CD14-159C/T and dog exposure association with eczema and SPT+
The associations of CD14 C-159T and dog exposure are displayed in . Of the 148 Caucasian children who had eczema at age 2, about half, 72 (48.6%), also had eczema at age 3. We evaluated the individual and combined effects of the CT and TT genotypes with dog exposure since they both confer protection in our data (see and ). The CT/TT genotype of CD14-159C/T was significantly associated with a 38% reduction in risk of eczema by age 3 (OR = 0.62, 95% CI: 0.40–0.97, P = 0.03) and an even stronger reduced risk (57%) of eczema at both ages 2 and 3 (OR = 0.43, 95% CI: 0.23–0.82, P = 0.01). Dog exposure also reduced the risk of eczema at=age 1 (OR = 0.49, 95% CI: 0.25–0.95, P = 0.04) as well as eczema at both ages 2 and 3 (OR 0.54, 95% CI: 0.30–0.97), P = 0.04). This same protective trend was observed with eczema development by age 3 (P = 0.10). When genetic and environmental factors that conferred decreased eczema risk were combined, an even stronger effect was observed. Children with the CD14 C-159T CT or TT genotype who lived in homes with dog(s) were almost 60% less likely to have eczema by age 3 (OR 0.56, 95% CI: 0.33–0.96, P = 0.04) and eczema at both ages 2 and 3 (OR 0.36, 95% CI: 0.14–0.89, P = 0.03) compared with all other children (children with the CC genotype and/or no dog exposure; data not shown). This association was even stronger for atopic eczema at both ages 2 and 3 (OR = 0.33, 95% CI 0.12–0.89, P = 0.03; data not shown). Thus, dog exposure in early life and the CT or TT genotype of CD14-159C/T SNP both provide protection from the development of eczema in young children. There were no significant associations between genetics and DEP exposure with eczema risk.
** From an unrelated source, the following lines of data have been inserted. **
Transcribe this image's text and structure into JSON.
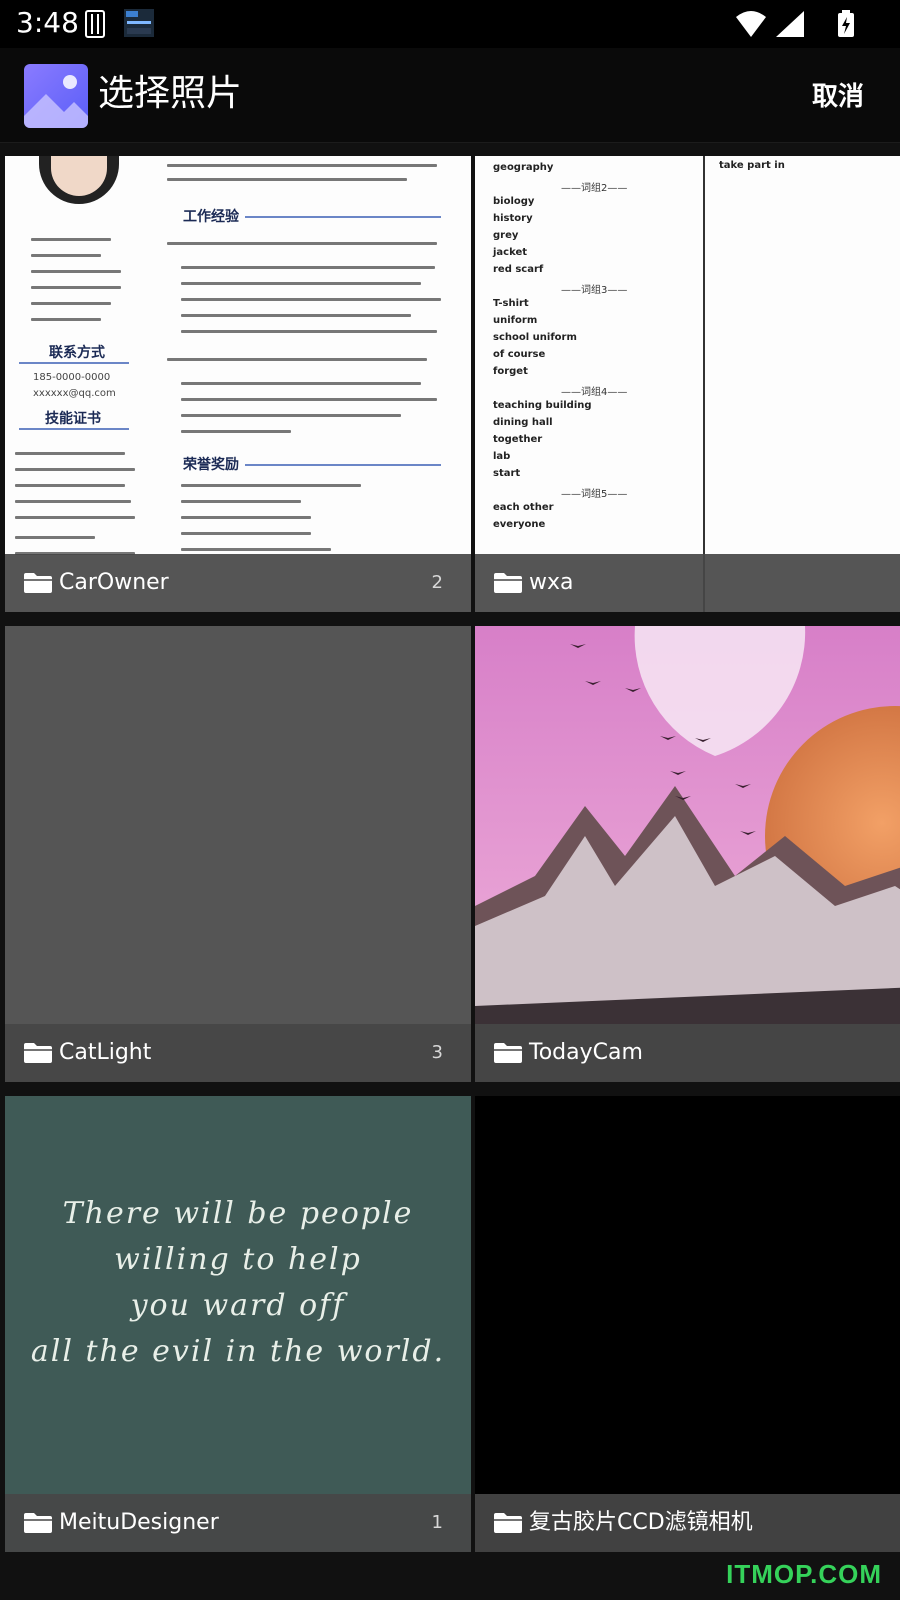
{
  "status_bar": {
    "time": "3:48",
    "icons": [
      "sim-card-icon",
      "app-notification-icon",
      "wifi-icon",
      "signal-icon",
      "battery-charging-icon"
    ]
  },
  "app_bar": {
    "title": "选择照片",
    "cancel_label": "取消",
    "logo_icon": "photo-app-logo"
  },
  "albums": [
    {
      "name": "CarOwner",
      "count": "2",
      "thumbnail": "resume-document"
    },
    {
      "name": "wxa",
      "count": "",
      "thumbnail": "vocabulary-document"
    },
    {
      "name": "CatLight",
      "count": "3",
      "thumbnail": "empty-gray"
    },
    {
      "name": "TodayCam",
      "count": "",
      "thumbnail": "moon-mountains-art"
    },
    {
      "name": "MeituDesigner",
      "count": "1",
      "thumbnail": "quote-chalkboard"
    },
    {
      "name": "复古胶片CCD滤镜相机",
      "count": "",
      "thumbnail": "black"
    }
  ],
  "quote_text": [
    "There will be people",
    "willing to help",
    "you ward off",
    "all the evil in the world."
  ],
  "resume": {
    "section_work": "工作经验",
    "section_contact": "联系方式",
    "section_skills": "技能证书",
    "section_awards": "荣誉奖励",
    "phone": "185-0000-0000",
    "email": "xxxxxx@qq.com"
  },
  "vocab": {
    "rows": [
      "geography",
      "biology",
      "history",
      "grey",
      "jacket",
      "red scarf",
      "T-shirt",
      "uniform",
      "school uniform",
      "of course",
      "forget",
      "teaching building",
      "dining hall",
      "together",
      "lab",
      "start",
      "each other",
      "everyone"
    ],
    "headers": [
      "——词组2——",
      "——词组3——",
      "——词组4——",
      "——词组5——"
    ],
    "side": "take part in"
  },
  "watermark": "ITMOP.COM",
  "colors": {
    "tile_placeholder": "#555555",
    "label_overlay": "#464646",
    "watermark": "#35d25a"
  }
}
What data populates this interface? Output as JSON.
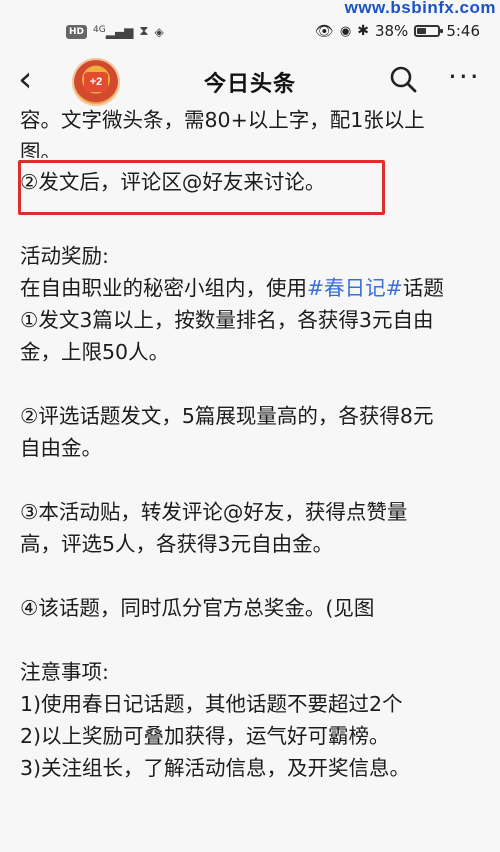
{
  "status_bar": {
    "chip1": "HD",
    "signal": "4G",
    "battery_percent": "38%",
    "battery_level": 0.38,
    "time": "5:46"
  },
  "watermark": "www.bsbinfx.com",
  "nav": {
    "back_glyph": "‹",
    "avatar_badge": "+2",
    "title": "今日头条",
    "more_glyph": "···"
  },
  "article": {
    "intro_line1": "容。文字微头条，需80+以上字，配1张以上",
    "intro_line2": "图。",
    "point2": "②发文后，评论区@好友来讨论。",
    "rewards_heading": "活动奖励:",
    "rewards_intro_prefix": "在自由职业的秘密小组内，使用",
    "rewards_hashtag": "#春日记#",
    "rewards_intro_suffix": "话题",
    "reward1_line1": "①发文3篇以上，按数量排名，各获得3元自由",
    "reward1_line2": "金，上限50人。",
    "reward2_line1": "②评选话题发文，5篇展现量高的，各获得8元",
    "reward2_line2": "自由金。",
    "reward3_line1": "③本活动贴，转发评论@好友，获得点赞量",
    "reward3_line2": "高，评选5人，各获得3元自由金。",
    "reward4": "④该话题，同时瓜分官方总奖金。(见图",
    "notes_heading": "注意事项:",
    "note1": "1)使用春日记话题，其他话题不要超过2个",
    "note2": "2)以上奖励可叠加获得，运气好可霸榜。",
    "note3": "3)关注组长，了解活动信息，及开奖信息。"
  },
  "colors": {
    "highlight_border": "#d9302c",
    "hashtag": "#3a6fd8",
    "watermark": "#1a52c8"
  }
}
C-589T, dog exposure and eczema. Unadjusted associations between eczema and CD14 C-589T (a) and dog exposure (b) among CCAAPS Caucasians. *denotes P < 0.05.
Similarly, an analysis with persistent SPT+ as the outcome was evaluated. Of the 207 Caucasian children who were SPT+ at age 2, 126 (60.9%) remained SPT+ at age 3. There were no significant associations found between CD14 C-589T and dog exposure with persistent allergen sensitization.
Adjusted models of eczema
We also evaluated models of the three eczema outcomes including dog exposure, persistent aeroallergen sensitization, food sensitization, and the CD14 C-159T and IL4Rα I75V SNPs, adjusted for gender and parental history of eczema (data not shown). Persistent aeroallergen sensitization was the most significant predictor of eczema at both ages 2 and 3 (OR = 14.39, 95% CI 4.40–47.10, P < 0.001), and there was a significant interaction between persistent aeroallergen sensitization and the CD14-159T CC genotype (OR 4.66, 95% CI 1.41–15.38, P = 0.01). This indicates that children who carry the SNP and are persistently sensitized to aeroallergens are at the greatest risk for persistent eczema, suggesting a role for innate immunity. We observed the same significant associations in the model of eczema development by age 3. When stratified by pet dog ownership, the interaction between persistent aeroallergen sensitization and the CD14 CC genotype remains significant only for children without a pet dog presumably because this was a protective factor. Food sensitization was the most significant predictor of eczema at age 1 (OR = 2.73, 95% CI: 1.03–7.23, P = 0.04).